I have an array of integers and want to find where that array is equal to any value in a list of multiple values. This can easily be done by treating each value individually, or by using multiple "or" statements in a loop, but I feel like there must be a better/faster way to do it. I'm actually dealing with arrays of size 4000x2000, but here is a simplified edition of the problem:
我有一个整数数组,我想找到数组在哪里等于一个多值列表中的任何值。通过单独处理每个值,或者在循环中使用多个“或”语句,可以很容易地做到这一点,但我觉得必须有更好更快的方法来完成它。我实际上是在处理大小为4000x2000的数组,但是这里有一个简化版本的问题:
fake=arange(9).reshape((3,3))
array([[0, 1, 2],
[3, 4, 5],
[6, 7, 8]])
want=(fake==0)+(fake==2)+(fake==6)+(fake==8)
print want
array([[ True, False, True],
[False, False, False],
[ True, False, True]], dtype=bool)
What I would like is a way to get want from a single command involving fake and the list of values [0,2,6,8]. I could write the command myself, but I'm assuming that there is a package that has this included already that would be significantly faster than if I just wrote a function with a loop in python.

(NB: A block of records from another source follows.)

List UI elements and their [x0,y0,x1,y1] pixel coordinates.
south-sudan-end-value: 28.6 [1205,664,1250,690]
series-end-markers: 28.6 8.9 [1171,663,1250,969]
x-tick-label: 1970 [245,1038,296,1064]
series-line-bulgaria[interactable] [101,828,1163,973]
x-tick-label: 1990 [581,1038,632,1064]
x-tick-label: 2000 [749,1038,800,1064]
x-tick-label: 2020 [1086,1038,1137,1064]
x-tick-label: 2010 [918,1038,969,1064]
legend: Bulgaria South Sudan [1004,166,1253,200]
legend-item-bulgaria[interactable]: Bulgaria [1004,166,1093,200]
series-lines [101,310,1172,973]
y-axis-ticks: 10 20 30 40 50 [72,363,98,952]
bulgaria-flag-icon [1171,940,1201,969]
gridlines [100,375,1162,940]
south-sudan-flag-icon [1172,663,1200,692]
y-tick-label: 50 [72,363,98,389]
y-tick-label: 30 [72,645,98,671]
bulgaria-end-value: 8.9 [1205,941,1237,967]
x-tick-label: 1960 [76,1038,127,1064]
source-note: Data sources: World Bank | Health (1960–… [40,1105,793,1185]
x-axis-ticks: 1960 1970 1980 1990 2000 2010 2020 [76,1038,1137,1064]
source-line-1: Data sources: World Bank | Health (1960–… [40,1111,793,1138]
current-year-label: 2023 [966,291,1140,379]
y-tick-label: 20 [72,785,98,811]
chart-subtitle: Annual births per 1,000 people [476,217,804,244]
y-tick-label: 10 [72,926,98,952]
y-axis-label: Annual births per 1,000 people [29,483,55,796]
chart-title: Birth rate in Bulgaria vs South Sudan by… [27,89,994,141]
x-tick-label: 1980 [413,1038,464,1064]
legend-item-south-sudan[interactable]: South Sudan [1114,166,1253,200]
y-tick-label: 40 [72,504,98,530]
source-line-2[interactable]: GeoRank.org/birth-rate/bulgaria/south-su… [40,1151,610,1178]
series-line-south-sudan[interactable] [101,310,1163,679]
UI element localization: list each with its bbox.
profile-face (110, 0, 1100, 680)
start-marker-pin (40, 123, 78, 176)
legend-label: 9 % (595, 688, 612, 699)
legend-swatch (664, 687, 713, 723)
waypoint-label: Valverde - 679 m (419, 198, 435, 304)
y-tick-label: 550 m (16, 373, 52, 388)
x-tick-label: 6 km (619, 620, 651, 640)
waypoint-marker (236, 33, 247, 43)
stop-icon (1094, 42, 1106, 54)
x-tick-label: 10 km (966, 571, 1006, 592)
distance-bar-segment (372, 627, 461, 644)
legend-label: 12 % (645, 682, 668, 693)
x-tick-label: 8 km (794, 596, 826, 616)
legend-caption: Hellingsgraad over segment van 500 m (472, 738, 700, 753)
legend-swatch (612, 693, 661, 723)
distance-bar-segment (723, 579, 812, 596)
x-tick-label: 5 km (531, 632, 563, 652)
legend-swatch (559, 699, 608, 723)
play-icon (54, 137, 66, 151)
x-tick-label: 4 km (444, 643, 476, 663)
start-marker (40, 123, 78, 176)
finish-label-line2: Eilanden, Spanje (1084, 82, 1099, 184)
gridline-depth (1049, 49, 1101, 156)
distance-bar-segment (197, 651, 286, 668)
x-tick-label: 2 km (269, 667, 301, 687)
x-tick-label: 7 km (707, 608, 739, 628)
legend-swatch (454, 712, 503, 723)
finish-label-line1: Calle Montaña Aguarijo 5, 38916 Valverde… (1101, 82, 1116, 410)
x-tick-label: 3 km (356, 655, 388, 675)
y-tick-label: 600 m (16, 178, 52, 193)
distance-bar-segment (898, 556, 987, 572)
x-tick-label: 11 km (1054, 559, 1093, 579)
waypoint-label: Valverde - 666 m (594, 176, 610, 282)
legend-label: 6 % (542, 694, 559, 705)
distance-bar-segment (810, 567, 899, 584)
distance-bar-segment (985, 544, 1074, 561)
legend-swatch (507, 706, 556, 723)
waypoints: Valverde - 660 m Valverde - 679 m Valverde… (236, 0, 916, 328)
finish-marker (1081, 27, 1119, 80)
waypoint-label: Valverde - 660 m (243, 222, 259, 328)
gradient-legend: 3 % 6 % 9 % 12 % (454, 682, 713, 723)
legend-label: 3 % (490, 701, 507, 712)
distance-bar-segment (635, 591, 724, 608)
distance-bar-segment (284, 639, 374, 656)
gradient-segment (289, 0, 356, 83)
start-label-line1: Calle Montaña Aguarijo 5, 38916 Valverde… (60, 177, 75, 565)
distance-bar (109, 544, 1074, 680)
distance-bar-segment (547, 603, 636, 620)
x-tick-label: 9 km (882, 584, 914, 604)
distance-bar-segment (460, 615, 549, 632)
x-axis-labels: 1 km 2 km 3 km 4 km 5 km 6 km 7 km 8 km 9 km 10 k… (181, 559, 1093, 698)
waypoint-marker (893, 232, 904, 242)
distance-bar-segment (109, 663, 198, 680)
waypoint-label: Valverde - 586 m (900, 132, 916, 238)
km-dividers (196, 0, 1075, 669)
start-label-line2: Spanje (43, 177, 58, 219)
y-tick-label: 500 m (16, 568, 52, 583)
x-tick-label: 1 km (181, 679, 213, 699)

我想要的是一种方法,从一个包含假的命令和一个值列表(0,2,6,8)中获取。我可以自己编写这个命令,但是我假设有一个包已经包含了这个包,它比用python编写带有循环的函数要快得多。
Thanks, -Adam
谢谢,亚当
2 个解决方案
#1
14
The function numpy.in1d seems to do what you want. The only problems is that it only works on 1d arrays, so you should use it like this:
numpy的函数。in1d似乎做你想做的事。唯一的问题是它只适用于一维数组,所以您应该这样使用它:
In [9]: np.in1d(fake, [0,2,6,8]).reshape(fake.shape)
Out[9]:
array([[ True, False, True],
[False, False, False],
[ True, False, True]], dtype=bool)
I have no clue why this is limited to 1d arrays only. Looking at its source code, it first seems to flatten the two arrays, after which it does some clever sorting tricks. But nothing would stop it from unflattening the result at the end again, like I had to do by hand here.
我不知道为什么这仅限于一维数组。看看它的源代码,它首先似乎把两个数组弄平了,然后再做一些聪明的排序技巧。但是没有什么能阻止它在最后再一次使结果变平,就像我不得不在这里手工做的那样。
#2
5
@Bas's answer is the one you're probably looking for. But here's another way to do it, using numpy's vectorize trick:
@Bas的答案是你可能正在寻找的答案。这里还有另一种方法,使用numpy的矢量化技巧:
import numpy as np
S = set([0,2,6,8])
@np.vectorize
def contained(x):
return x in S
contained(fake)
=> array([[ True, False, True],
[False, False, False],
[ True, False, True]], dtype=bool)
The con of this solution is that contained() is called for each element (i.e. in python-space), which makes this much slower than a pure-numpy solution.
这个解决方案的缺点是每个元素(例如在python-space中)都调用了contains(),这使得它比纯-numpy解决方案要慢得多。
#1
14
The function numpy.in1d seems to do what you want. The only problems is that it only works on 1d arrays, so you should use it like this:
numpy的函数。in1d似乎做你想做的事。唯一的问题是它只适用于一维数组,所以您应该这样使用它:
In [9]: np.in1d(fake, [0,2,6,8]).reshape(fake.shape)
Out[9]:
array([[ True, False, True],
[False, False, False],
[ True, False, True]], dtype=bool)
I have no clue why this is limited to 1d arrays only. Looking at its source code, it first seems to flatten the two arrays, after which it does some clever sorting tricks. But nothing would stop it from unflattening the result at the end again, like I had to do by hand here.
我不知道为什么这仅限于一维数组。看看它的源代码,它首先似乎把两个数组弄平了,然后再做一些聪明的排序技巧。但是没有什么能阻止它在最后再一次使结果变平,就像我不得不在这里手工做的那样。
#2
5
@Bas's answer is the one you're probably looking for. But here's another way to do it, using numpy's vectorize trick:
@Bas的答案是你可能正在寻找的答案。这里还有另一种方法,使用numpy的矢量化技巧:
import numpy as np
S = set([0,2,6,8])
@np.vectorize
def contained(x):
return x in S
contained(fake)
=> array([[ True, False, True],
[False, False, False],
[ True, False, True]], dtype=bool)
The con of this solution is that contained() is called for each element (i.e. in python-space), which makes this much slower than a pure-numpy solution.
这个解决方案的缺点是每个元素(例如在python-space中)都调用了contains(),这使得它比纯-numpy解决方案要慢得多。